In the beginning of a relationship most women invest a tremendous amount of emotional energy into the maintenance of the relationship.

 

Men having been raised and conditioned to be the 'provider ~ protector' of the relationship have a different and do not prioritize the relationship per say itself.

 

As time goes on? They (the women) get tired of holding up the unfair burden of the 'emotional maintenance' of the relationship, and eventually turn into walk-a-wives after years of emotional neglect.

 

Women marry primarily because of how their husbands make them feel, (Secured, protected, loved, wanted, needed. valued ~ and not least of all? Special from all the other women in their man's lives.)

 

Once we marry, we get caught up into other things. Life comes at you fast!

 

On the show "Mad About You" in one episode the wife (I forget her name) tells Paul, "You use to wine and dine me, take me to expensive restaurants, send me flowers and 'sweet nothings' that made me go 'ahh'! But now that we're married you don't do any of that any more? Why?"

 

Paul: "That's why I got married so I wouldn't have to do that stuff anymore!" :p

 

Now for the 'Catch 22' if you start doing it now? You may very well be meet with resentment, because she had to jump through hoops and barrels to get you to do it? What in her mind you did in the beginning, quit doing, but should have been doing all of along.

 

So what you have to do is the "180s" which is a neutral position for the most part. Its neither aggressive nor passive.

 

The next thing you need to do is work on yourself. "Identify your weaknesses and seek self improvement!" (Which you should have been doing each and everyday from the beginning!

 

In short you need to prioritize working on yourself, your life etc.

 

Now you cannot tell your changing, your working on it, your going to fix it, you have to do it and show her.

  • Author
Posted

Well just like before she told me to leave it alone and i found out she was still talking to him. i dont know what her plans are with us.

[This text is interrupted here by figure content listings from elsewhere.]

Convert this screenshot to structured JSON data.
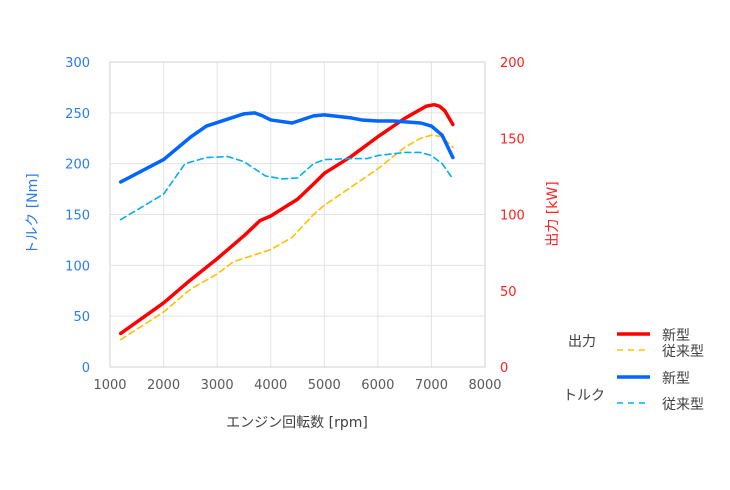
{
  "chart_data": {
    "type": "line",
    "xlabel": "エンジン回転数 [rpm]",
    "ylabel_left": "トルク [Nm]",
    "ylabel_right": "出力 [kW]",
    "xlim": [
      1000,
      8000
    ],
    "ylim_left": [
      0,
      300
    ],
    "ylim_right": [
      0,
      200
    ],
    "x_ticks": [
      1000,
      2000,
      3000,
      4000,
      5000,
      6000,
      7000,
      8000
    ],
    "y_ticks_left": [
      0,
      50,
      100,
      150,
      200,
      250,
      300
    ],
    "y_ticks_right": [
      0,
      50,
      100,
      150,
      200
    ],
    "grid": true,
    "legend_placement": "right",
    "legend_groups": [
      "出力",
      "トルク"
    ],
    "series": [
      {
        "name": "新型",
        "group": "出力",
        "axis": "right",
        "color": "#ff0000",
        "dash": false,
        "x": [
          1200,
          2000,
          2500,
          3000,
          3500,
          3800,
          4000,
          4500,
          4800,
          5000,
          5500,
          6000,
          6500,
          6900,
          7050,
          7150,
          7250,
          7400
        ],
        "y": [
          22,
          42,
          57,
          71,
          86,
          96,
          99,
          110,
          120,
          127,
          138,
          151,
          163,
          171,
          172,
          171,
          168,
          159
        ]
      },
      {
        "name": "従来型",
        "group": "出力",
        "axis": "right",
        "color": "#ffc000",
        "dash": true,
        "x": [
          1200,
          2000,
          2500,
          3000,
          3300,
          4000,
          4400,
          4800,
          5000,
          5500,
          6000,
          6500,
          6800,
          7000,
          7200,
          7400
        ],
        "y": [
          18,
          36,
          51,
          61,
          69,
          77,
          85,
          100,
          106,
          118,
          130,
          144,
          150,
          152,
          151,
          144
        ]
      },
      {
        "name": "新型",
        "group": "トルク",
        "axis": "left",
        "color": "#0066ff",
        "dash": false,
        "x": [
          1200,
          2000,
          2500,
          2800,
          3500,
          3700,
          3850,
          4000,
          4400,
          4800,
          5000,
          5500,
          5700,
          6000,
          6300,
          6800,
          7000,
          7200,
          7400
        ],
        "y": [
          182,
          204,
          226,
          237,
          249,
          250,
          247,
          243,
          240,
          247,
          248,
          245,
          243,
          242,
          242,
          240,
          237,
          228,
          206
        ]
      },
      {
        "name": "従来型",
        "group": "トルク",
        "axis": "left",
        "color": "#00b0f0",
        "dash": true,
        "x": [
          1200,
          2000,
          2400,
          2800,
          3200,
          3500,
          3900,
          4200,
          4500,
          4800,
          5000,
          5500,
          5800,
          6000,
          6500,
          6800,
          7000,
          7200,
          7400
        ],
        "y": [
          145,
          170,
          200,
          206,
          207,
          202,
          188,
          185,
          186,
          200,
          204,
          205,
          205,
          208,
          211,
          211,
          208,
          200,
          185
        ]
      }
    ],
    "colors": {
      "left_axis": "#2b7bf0",
      "right_axis": "#ff2020"
    }
  }
}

She has said to me reciently that she just wants time to be awayfrom each other. and she needs her space. but when she is still talking to someone else and asking me for space then i think the worst.

 

But we were haveing problems before him and we/she wanted space before him. but i think now he has more into than i looking at. Has she already done something with him? i think not, i know she is better than that. but i cant stand all the lies.

 

about body lang. when she was talking to me at kmart after i handed her keys i couldnt look at her. i seen her arms were down by her side though. and before she was closing me out.

 

Her story about tape changed a few times. and i cought her in lies during it. but she said it was givin to her from a friend, and he walked up to her car one day and started talking on it. and it was to show that i couldnt leave her stuff alone. and now she said it was a mistake for her to let him do that. to me it was a mistake she is still talking to the guy. but that is her decision she has to make.

 

Maby she just needs her time away from it all, maby she just wants to have a fling with the guy. who knows i really dont know how to ask her about it.

Posted

Per you latest post? Time to bail and drop the bomb!

 

Do this for yourself, and move on!

  • Author
Posted

well how i see it is.

 

Yesterday she said she wanted it to work out. just not right now. she spoke to me today when i was talking to kids on phone. she said to leave it alone because we said all we needed to say. but to me we havent because i dont see her not talking to that guy anymore.

 

And i have felt more now to just go for a D but i dont know if i should wait her out and see what she is going to do. Not waiting as in sitting around countingoff the days but me going out and doing things for myself and my kids and if she wants it back then we have to go to a MC before we do anything.

 

i am still in the air about everything. i know i need to be withmyelf and get me straitbefore i can thinkabout if i want to pursue her or anyone else. but onlytime will tell. strange that she would say she wants a happly ever after with me after we be away from each other. but her next sentence was "who knows maby you will me someone". she is very confusing and beats around the bush too much.